In a clinical setting, though food diaries rely upon the accuracy that the dieters put into them, having the individualized attention in reviewing the food diary may be all the person needs.

It might also be difficult for some people to admit their problems. Instead, they may answer questions with answers that they know are right, but may not be true. There should be a little more instruction prior to taking the test that emphasizes the importance of the dieter being truthful. Without accurate information, the true problem behind the person’s weight troubles may be overlooked and an adequate diet will not be given.

The personality types may be too much of a “one size fits all” concept. Many times, personality quizzes are designed to sort of catch more generalized traits. Really, would you want to take a personality quiz that told you at the end “You have no particular personality.”?

Part of the diet is in fact the rather large website.
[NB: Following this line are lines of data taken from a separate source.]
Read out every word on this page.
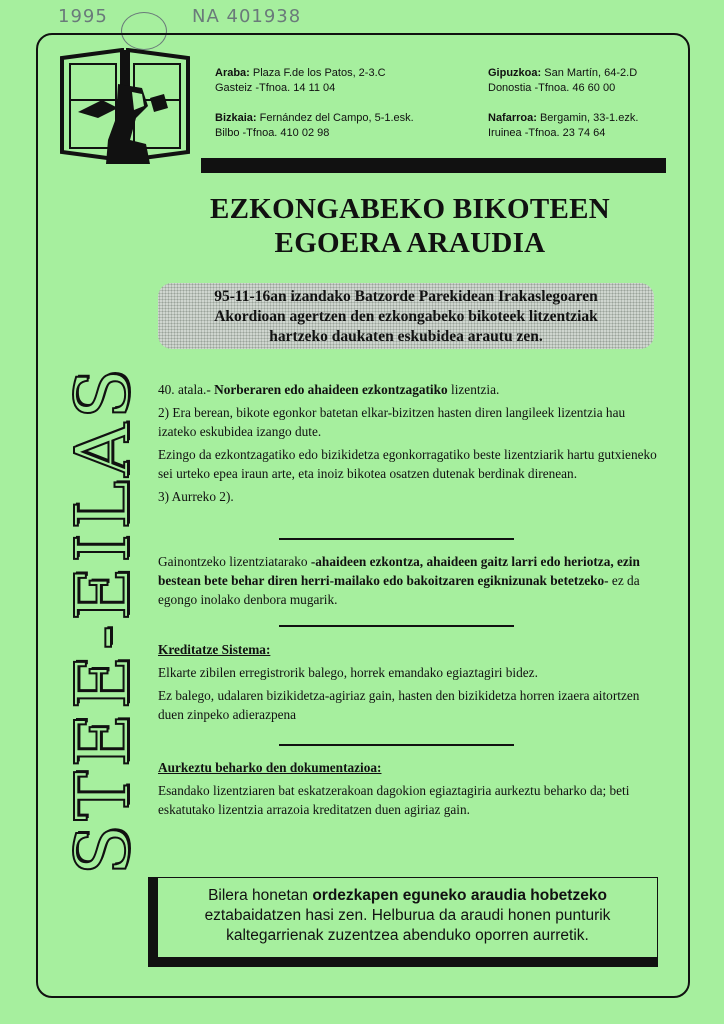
1995	NA 401938
Araba: Plaza F.de los Patos, 2-3.C
Gasteiz -Tfnoa. 14 11 04
Bizkaia: Fernández del Campo, 5-1.esk.
Bilbo -Tfnoa. 410 02 98
Gipuzkoa: San Martín, 64-2.D
Donostia -Tfnoa. 46 60 00
Nafarroa: Bergamin, 33-1.ezk.
Iruinea -Tfnoa. 23 74 64
STEE-EILAS
EZKONGABEKO BIKOTEEN
EGOERA ARAUDIA
95-11-16an izandako Batzorde Parekidean Irakaslegoaren
Akordioan agertzen den ezkongabeko bikoteek litzentziak
hartzeko daukaten eskubidea arautu zen.

40. atala.- Norberaren edo ahaideen ezkontzagatiko lizentzia.

2) Era berean, bikote egonkor batetan elkar-bizitzen hasten diren langileek lizentzia hau izateko eskubidea izango dute.

Ezingo da ezkontzagatiko edo bizikidetza egonkorragatiko beste lizentziarik hartu gutxieneko sei urteko epea iraun arte, eta inoiz bikotea osatzen dutenak berdinak direnean.

3) Aurreko 2).

Gainontzeko lizentziatarako -ahaideen ezkontza, ahaideen gaitz larri edo heriotza, ezin bestean bete behar diren herri-mailako edo bakoitzaren egiknizunak betetzeko- ez da egongo inolako denbora mugarik.

Kreditatze Sistema:

Elkarte zibilen erregistrorik balego, horrek emandako egiaztagiri bidez.

Ez balego, udalaren bizikidetza-agiriaz gain, hasten den bizikidetza horren izaera aitortzen duen zinpeko adierazpena

Aurkeztu beharko den dokumentazioa:

Esandako lizentziaren bat eskatzerakoan dagokion egiaztagiria aurkeztu beharko da; beti eskatutako lizentzia arrazoia kreditatzen duen agiriaz gain.

Bilera honetan ordezkapen eguneko araudia hobetzeko eztabaidatzen hasi zen. Helburua da araudi honen punturik kaltegarrienak zuzentzea abenduko oporren aurretik.
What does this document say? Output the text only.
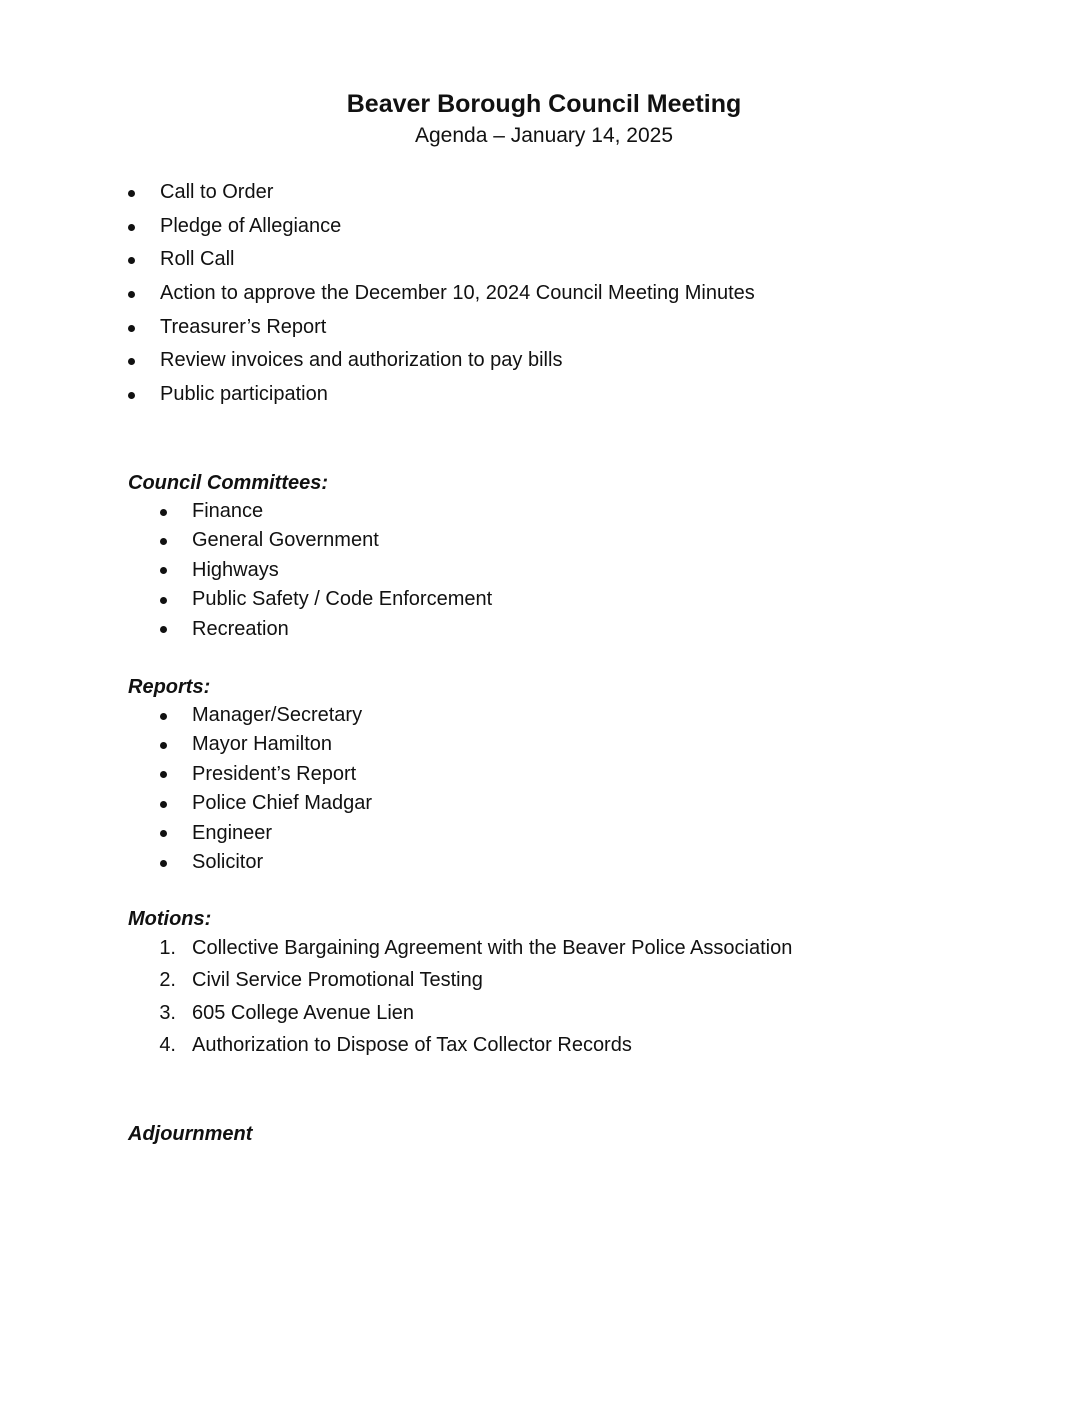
Beaver Borough Council Meeting
Agenda – January 14, 2025
Call to Order
Pledge of Allegiance
Roll Call
Action to approve the December 10, 2024 Council Meeting Minutes
Treasurer’s Report
Review invoices and authorization to pay bills
Public participation
Council Committees:
Finance
General Government
Highways
Public Safety / Code Enforcement
Recreation
Reports:
Manager/Secretary
Mayor Hamilton
President’s Report
Police Chief Madgar
Engineer
Solicitor
Motions:
1. Collective Bargaining Agreement with the Beaver Police Association
2. Civil Service Promotional Testing
3. 605 College Avenue Lien
4. Authorization to Dispose of Tax Collector Records
Adjournment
One could get carried away with posting and blogging which happens in a lot of online communities. It seems a little counterproductive with this plausible problem. If a person is sitting at the computer “talking” about weight loss too often, the potential problem is of course lack of exercise.

Although the diet is relatively low in price as well as being cancellable at any time, it’s difficult to click away answering 50 questions and not even get a peak at what might be on your personalized diet plan. It seems kind of like buying a diet book at the book store, only you’re told you can only read the front and back cover before purchase.

The Bottom Line

It seems like a fresh approach to weight loss so it may be worth a shot if the usual advice has failed you.